Il y a d’une part des traitements visant à lutter contre les symptômes pendant une crise, les traitements de crise, comme les antidouleurs, les antiémétiques et les triptans. Il existe plusieurs types de triptans : ceux contenant différentes substances actives, administrables sous diverses formes (comprimé, spray nasal, etc.), avec une durée d’action variée et différents effets secondaires, etc. Généralement, le sumatriptan est le premier choix parce que ce produit a fait l’objet des recherches les plus étendues et que les médecins en ont donc le plus l’expérience. Assez paradoxalement, tous ces médicaments de crise peuvent tout aussi bien aggraver les maux de tête. Le malade tombe alors dans un cercle vicieux, car son cerveau s’habitue au médicament et l’effet diminue progressivement.

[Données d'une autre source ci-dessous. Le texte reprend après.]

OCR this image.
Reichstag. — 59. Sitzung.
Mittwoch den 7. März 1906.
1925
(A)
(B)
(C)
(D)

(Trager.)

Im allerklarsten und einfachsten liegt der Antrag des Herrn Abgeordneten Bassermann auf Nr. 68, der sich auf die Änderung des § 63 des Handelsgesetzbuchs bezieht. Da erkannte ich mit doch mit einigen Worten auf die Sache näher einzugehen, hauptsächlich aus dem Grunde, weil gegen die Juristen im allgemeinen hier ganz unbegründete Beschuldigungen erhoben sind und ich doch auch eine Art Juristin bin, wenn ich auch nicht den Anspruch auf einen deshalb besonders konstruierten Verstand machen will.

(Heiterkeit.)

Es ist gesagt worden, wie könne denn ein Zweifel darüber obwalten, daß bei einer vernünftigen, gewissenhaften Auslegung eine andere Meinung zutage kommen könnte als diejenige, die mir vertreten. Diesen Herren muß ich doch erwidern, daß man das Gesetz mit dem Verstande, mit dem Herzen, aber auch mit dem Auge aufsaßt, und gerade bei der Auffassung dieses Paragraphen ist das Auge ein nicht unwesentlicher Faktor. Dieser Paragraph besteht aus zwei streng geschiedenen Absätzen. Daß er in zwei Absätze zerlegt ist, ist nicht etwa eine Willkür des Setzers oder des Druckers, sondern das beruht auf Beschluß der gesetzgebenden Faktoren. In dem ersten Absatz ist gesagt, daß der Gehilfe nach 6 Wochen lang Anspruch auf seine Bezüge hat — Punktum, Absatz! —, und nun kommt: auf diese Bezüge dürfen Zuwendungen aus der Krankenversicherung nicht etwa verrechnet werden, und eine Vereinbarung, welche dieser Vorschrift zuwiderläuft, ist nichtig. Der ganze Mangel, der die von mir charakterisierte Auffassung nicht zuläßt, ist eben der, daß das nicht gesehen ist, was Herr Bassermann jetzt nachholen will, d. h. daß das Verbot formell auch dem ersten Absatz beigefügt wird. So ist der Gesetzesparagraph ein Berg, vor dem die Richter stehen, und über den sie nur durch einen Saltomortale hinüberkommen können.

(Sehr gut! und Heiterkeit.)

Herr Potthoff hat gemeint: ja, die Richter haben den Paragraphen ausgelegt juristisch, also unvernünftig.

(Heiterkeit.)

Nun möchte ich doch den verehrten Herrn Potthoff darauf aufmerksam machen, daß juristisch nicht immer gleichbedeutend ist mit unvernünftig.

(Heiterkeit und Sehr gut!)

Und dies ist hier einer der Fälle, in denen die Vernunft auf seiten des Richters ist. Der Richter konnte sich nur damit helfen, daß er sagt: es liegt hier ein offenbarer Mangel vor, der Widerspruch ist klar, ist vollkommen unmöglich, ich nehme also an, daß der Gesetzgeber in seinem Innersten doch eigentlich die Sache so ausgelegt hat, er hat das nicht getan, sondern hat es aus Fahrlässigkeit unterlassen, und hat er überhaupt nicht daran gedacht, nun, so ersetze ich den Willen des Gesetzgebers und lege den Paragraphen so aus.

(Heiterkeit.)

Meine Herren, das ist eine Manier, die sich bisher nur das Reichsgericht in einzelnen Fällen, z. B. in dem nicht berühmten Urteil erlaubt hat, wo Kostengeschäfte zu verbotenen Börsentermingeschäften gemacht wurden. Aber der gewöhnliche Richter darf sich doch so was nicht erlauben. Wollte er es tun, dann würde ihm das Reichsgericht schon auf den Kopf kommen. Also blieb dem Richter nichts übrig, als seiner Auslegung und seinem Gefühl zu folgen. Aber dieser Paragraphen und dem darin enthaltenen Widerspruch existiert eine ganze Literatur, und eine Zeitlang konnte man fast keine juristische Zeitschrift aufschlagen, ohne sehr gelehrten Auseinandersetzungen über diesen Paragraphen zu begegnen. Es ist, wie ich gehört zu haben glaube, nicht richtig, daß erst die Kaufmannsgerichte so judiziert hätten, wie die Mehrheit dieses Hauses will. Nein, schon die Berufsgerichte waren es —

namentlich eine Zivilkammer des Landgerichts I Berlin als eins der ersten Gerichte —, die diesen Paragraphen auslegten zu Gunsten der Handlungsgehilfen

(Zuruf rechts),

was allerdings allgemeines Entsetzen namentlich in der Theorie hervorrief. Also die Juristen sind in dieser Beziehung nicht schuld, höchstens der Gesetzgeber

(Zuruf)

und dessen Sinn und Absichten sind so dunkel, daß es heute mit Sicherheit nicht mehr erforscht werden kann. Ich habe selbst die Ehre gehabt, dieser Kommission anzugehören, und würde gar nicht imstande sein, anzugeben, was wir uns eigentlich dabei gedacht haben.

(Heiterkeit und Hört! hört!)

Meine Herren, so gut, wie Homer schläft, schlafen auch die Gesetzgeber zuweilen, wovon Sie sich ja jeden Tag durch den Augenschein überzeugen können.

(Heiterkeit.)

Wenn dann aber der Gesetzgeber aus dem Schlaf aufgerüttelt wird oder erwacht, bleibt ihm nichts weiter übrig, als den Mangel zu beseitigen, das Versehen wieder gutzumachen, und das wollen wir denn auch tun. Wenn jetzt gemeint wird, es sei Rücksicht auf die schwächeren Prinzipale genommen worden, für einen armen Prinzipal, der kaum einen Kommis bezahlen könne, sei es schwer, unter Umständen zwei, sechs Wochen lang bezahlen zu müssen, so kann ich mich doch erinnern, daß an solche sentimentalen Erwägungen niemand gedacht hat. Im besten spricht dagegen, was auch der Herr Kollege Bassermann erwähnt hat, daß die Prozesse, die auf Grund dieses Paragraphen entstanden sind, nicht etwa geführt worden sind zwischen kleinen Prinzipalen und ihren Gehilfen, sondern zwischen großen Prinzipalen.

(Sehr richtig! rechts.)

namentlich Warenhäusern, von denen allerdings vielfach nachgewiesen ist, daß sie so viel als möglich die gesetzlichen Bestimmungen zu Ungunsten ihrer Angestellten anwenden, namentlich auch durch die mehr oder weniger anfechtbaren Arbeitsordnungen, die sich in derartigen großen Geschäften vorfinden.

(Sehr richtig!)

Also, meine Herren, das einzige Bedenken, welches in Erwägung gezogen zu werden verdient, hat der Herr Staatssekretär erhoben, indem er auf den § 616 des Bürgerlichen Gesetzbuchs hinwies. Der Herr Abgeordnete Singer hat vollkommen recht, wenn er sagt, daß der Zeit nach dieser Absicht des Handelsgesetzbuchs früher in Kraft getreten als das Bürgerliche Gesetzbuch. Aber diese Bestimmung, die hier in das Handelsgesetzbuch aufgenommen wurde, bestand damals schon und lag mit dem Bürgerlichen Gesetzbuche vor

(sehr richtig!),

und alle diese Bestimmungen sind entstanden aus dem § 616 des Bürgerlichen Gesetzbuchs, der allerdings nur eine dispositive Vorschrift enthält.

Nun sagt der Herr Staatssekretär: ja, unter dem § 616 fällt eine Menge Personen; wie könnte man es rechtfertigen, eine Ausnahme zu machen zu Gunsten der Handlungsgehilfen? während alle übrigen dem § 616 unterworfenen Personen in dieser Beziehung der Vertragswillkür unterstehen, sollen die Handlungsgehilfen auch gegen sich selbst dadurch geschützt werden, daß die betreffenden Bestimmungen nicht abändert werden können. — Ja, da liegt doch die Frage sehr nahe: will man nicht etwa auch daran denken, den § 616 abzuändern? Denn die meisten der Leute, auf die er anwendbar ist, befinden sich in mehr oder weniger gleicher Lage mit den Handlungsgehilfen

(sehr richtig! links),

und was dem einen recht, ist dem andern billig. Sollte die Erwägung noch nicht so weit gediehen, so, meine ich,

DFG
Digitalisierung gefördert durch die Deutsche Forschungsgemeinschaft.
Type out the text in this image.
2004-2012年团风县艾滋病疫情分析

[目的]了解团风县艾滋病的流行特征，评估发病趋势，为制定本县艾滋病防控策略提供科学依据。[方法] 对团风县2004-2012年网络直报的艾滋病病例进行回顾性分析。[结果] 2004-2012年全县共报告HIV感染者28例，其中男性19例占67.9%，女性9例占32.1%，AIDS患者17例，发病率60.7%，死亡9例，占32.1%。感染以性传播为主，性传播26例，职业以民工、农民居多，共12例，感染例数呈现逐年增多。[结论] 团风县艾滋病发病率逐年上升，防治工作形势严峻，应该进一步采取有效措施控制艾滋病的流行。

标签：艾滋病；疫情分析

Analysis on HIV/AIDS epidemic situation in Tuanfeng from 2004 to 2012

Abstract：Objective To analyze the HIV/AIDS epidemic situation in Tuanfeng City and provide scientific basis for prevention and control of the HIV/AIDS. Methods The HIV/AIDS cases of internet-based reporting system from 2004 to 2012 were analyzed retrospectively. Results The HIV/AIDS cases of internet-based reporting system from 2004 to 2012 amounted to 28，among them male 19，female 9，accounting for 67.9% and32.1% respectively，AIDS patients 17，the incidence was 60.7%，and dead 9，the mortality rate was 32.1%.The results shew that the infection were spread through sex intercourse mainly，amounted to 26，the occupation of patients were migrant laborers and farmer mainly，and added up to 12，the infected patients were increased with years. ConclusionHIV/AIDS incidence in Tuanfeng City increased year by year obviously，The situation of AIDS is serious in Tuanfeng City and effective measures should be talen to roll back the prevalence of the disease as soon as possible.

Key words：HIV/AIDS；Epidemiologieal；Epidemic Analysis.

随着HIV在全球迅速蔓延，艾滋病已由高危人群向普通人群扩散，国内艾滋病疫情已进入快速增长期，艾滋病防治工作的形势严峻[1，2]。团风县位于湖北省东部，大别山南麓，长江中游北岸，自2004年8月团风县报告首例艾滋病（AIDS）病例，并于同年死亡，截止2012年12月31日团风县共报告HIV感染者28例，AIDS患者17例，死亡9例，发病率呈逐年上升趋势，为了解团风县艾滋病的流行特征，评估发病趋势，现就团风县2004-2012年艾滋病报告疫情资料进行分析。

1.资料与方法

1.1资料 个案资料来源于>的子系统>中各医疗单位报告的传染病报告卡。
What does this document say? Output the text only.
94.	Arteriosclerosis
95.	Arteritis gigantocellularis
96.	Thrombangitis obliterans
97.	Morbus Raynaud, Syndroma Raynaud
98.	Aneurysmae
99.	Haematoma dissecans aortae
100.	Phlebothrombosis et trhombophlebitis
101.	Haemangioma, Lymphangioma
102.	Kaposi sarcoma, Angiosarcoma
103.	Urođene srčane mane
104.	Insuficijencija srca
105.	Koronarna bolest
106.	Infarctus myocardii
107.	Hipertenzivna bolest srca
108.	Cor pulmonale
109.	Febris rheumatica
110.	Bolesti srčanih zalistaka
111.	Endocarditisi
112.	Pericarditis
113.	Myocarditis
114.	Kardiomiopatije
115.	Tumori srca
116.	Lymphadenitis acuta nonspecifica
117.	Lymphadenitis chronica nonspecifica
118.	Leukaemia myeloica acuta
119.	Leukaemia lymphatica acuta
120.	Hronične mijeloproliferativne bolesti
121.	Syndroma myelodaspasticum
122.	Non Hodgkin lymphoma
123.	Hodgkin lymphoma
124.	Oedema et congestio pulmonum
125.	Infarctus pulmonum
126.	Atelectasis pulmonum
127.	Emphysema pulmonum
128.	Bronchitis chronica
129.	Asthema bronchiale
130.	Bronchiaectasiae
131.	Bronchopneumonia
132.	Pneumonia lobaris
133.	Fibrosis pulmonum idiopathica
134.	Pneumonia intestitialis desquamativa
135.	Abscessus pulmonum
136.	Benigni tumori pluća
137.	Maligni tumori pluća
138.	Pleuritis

Il y a d’autre part des traitements préventifs visant à réduire le nombre et la gravité des crises. La plupart de ces moyens préventifs ont, à l’origine, été développés pour d’autres affections, mais semblent également fonctionner pour prévenir les crises de migraine. C’est notamment le cas des bêtabloquants, d’autres hypotenseurs, de médicaments contre l’épilepsie, d’antidépresseurs et de la toxine botulique.

Depuis quelques années, des inhibiteurs du CGRP sont aussi disponibles chez nous. Ces médicaments ont été spécialement conçus pour prévenir ou traiter les crises migraineuses. Sont d’abord apparus sur le marché trois produits préventifs, à savoir l’Aimovig (substance active : érénumab), l’Ajovy (frémanezumab) et l’Emgality (galcanézumab). Les patients doivent s’injecter eux-mêmes ces anticorps monoclonaux.

Depuis 2022, un tel inhibiteur est aussi disponible pour traiter les crises de migraine aiguës : le Vydura (substance active : rimegepant). Ce produit est administré oralement. Il peut aussi servir préventivement, afin de diminuer le nombre de crises migraineuses.

Bien que l’efficacité et la sécurité des inhibiteurs du CGRP soient clairement démontrées à court terme, il n’y a aucune preuve concluante de leur efficacité par rapport aux autres médicaments préventifs ou médicaments de crise.

En outre, les coûts sont encore très élevés pour notre assurance-maladie et il reste difficile de savoir quels patients bénéficieraient le plus de ces médicaments. De plus, nous n’en savons pas encore beaucoup sur leur innocuité chez des patients souffrant de maladies cardiovasculaires graves ou de troubles psychiatriques, ni sur leur sécurité à long terme.